Le pont du diable n’existe plus, un nouveau le remplace.
Il suffira d’ajouter, pour montrer l’impossibilité de sceller la dernière pierre à l’ancien, qu’après avoir fait la noce, le soir, les jeunes gens s’amusaient à en démolir le parapet.
Personnages célèbres.
A proprement parler, Saint-Pé n’a pas donné le jour à ce qu’on nomme des grands-hommes.
Je vais pourtant en citer cinq dont la réputation a franchi les limites de leur province ou qui se sont rendus recommandables par leur bienfaits : Les voici par ordre de date.
Pierre Nicolau (1734-1810) fit ses humanités à Toulouse et soutint des thèses qui lui firent beaucoup d’honneur. Il fut professeur au collège de Moissac, obtint une chaire de rhétorique à Toulouse, concourut aux Jeux Floraux. Cette académie décerna des prix à plusieurs de ses compositions. Plus tard, il fonda à Paris un établissement pour l’éducation des officiers.
Il fut nommé membre du conseil de la commune de Paris.
Il fut désigné pour remplir les fonctions de précepteur du Dauphin, fils de Louis XVI, fonctions que sa maladie ne lui permit pas d’accepter. (archives de la famille Balencie)
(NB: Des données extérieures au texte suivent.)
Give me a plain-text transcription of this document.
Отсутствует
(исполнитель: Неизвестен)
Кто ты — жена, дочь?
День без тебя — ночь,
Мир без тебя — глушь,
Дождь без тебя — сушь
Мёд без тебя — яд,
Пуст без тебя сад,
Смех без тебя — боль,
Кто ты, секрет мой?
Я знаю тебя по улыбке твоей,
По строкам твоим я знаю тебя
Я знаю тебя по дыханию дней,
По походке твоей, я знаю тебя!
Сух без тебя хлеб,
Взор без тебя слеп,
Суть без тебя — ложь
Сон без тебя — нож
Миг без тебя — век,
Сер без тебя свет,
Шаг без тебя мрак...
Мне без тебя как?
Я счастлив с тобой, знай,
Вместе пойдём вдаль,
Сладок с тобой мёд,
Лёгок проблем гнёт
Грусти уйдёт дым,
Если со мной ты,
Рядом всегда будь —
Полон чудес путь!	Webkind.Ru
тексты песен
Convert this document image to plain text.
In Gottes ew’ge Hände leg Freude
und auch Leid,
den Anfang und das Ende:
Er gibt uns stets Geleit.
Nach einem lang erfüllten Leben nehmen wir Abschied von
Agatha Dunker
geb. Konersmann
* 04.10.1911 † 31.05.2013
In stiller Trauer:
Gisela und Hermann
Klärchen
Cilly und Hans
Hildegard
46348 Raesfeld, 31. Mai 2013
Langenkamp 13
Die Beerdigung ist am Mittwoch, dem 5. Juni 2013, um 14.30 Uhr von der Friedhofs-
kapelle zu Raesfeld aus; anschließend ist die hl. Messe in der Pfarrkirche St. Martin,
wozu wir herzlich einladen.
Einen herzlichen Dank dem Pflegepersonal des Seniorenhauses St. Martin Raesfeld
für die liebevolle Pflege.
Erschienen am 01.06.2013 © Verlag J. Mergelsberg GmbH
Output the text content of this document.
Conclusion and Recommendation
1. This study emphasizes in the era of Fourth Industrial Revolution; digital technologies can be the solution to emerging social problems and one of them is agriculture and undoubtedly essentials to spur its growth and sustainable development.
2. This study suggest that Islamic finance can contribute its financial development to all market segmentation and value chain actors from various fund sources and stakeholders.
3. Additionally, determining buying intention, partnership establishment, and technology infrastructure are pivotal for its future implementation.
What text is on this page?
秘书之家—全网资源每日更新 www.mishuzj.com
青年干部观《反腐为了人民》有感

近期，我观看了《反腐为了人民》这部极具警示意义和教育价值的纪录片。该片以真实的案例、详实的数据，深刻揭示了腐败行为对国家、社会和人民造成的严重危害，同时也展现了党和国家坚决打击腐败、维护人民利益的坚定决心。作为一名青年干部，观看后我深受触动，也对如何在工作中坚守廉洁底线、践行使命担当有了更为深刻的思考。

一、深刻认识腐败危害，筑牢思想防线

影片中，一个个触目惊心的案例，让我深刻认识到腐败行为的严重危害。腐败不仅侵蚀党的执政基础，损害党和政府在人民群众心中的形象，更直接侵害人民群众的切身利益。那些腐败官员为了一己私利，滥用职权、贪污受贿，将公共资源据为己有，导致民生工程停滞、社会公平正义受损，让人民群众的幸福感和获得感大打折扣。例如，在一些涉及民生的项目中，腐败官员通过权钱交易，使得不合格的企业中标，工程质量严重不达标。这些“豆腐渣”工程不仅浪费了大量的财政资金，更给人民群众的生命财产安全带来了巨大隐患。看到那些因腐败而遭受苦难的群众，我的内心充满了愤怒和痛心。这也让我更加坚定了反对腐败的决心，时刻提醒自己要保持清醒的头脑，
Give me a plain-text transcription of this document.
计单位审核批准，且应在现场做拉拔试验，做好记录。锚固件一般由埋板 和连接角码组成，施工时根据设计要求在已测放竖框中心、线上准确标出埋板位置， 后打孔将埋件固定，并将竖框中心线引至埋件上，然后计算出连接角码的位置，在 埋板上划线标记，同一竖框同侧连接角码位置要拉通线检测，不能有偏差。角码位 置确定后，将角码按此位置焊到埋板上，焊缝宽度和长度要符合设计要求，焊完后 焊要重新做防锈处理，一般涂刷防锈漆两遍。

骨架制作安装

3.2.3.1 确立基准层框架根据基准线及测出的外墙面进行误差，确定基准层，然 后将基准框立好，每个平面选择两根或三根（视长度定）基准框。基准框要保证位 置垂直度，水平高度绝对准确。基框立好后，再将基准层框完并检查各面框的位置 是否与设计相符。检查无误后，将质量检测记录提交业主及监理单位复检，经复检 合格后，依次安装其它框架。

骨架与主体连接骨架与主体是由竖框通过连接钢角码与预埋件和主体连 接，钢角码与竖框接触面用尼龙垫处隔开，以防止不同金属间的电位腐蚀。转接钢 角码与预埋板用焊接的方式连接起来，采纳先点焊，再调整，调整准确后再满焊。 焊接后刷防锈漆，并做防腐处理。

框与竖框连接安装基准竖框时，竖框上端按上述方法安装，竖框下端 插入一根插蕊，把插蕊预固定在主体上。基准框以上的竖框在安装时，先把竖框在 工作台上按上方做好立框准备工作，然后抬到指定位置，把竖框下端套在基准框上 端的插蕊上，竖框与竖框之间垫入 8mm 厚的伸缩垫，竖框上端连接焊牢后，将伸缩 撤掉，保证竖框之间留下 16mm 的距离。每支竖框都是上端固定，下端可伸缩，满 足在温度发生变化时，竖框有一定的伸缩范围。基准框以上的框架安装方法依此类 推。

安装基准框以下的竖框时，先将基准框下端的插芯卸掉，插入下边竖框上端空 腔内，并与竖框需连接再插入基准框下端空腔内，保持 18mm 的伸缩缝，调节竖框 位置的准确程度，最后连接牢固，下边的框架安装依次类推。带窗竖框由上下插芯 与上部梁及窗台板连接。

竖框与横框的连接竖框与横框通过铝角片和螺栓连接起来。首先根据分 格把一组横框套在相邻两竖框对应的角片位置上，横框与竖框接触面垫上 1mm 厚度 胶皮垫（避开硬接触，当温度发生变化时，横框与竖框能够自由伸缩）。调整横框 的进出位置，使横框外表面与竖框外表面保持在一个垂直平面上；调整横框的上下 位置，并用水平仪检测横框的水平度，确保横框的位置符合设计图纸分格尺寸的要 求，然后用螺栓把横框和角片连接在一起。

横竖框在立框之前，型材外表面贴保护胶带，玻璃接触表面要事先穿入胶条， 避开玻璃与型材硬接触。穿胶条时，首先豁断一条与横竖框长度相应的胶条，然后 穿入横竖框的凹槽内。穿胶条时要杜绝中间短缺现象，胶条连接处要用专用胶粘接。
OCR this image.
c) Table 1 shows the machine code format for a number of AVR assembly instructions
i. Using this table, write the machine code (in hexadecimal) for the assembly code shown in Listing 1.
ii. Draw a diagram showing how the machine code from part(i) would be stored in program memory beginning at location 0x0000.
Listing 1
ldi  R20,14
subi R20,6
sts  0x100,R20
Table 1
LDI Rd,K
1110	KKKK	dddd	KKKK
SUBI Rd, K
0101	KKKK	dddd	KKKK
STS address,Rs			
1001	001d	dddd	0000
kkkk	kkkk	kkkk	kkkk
Le général Vergès, né en 1757, débuta comme simple soldat, se signala par des actions d’éclat qui lui firent franchir rapidement les diverses grades ; Capitaine des chasseurs de montagne pendant la guerre de Vendée sous les ordres du général Travot, on prétend qu’il arrêta de sa main, Charrette, chef des Vendéens.
En 1810, il était général de brigade et commandeur de la légion d’honneur. En 1825, il obtint le grade honorifique de lieutenant-général. (D’après : Souvenirs de la Bigorre, Imprimerie Larrieu, Tarbes).
François Estarac (1758-1819) prêtre, fut professeur au collège de Pau où il enseigna la logique, la métaphysique, la morale, la physique, les mathématiques élémentaires et transcendantes, et la grammaire générale. Il fut membre du conseil municipal de Pau (1790-1791), de l’assemblée électorale des Basses-Pyrénées en 1792, procureur de la commune de Saint-Pé en 1794 et 1795, fut membre correspondant de l’athénée de la langue française, que d’honneurs encore ne cumula-t-il pas ! Il est auteur d’une arithmétique, d’une Grammaire Générale, en deux volumes in-8°, sur laquelle le conseil de l’Instruction publique de l’époque porta le jugement le plus favorable.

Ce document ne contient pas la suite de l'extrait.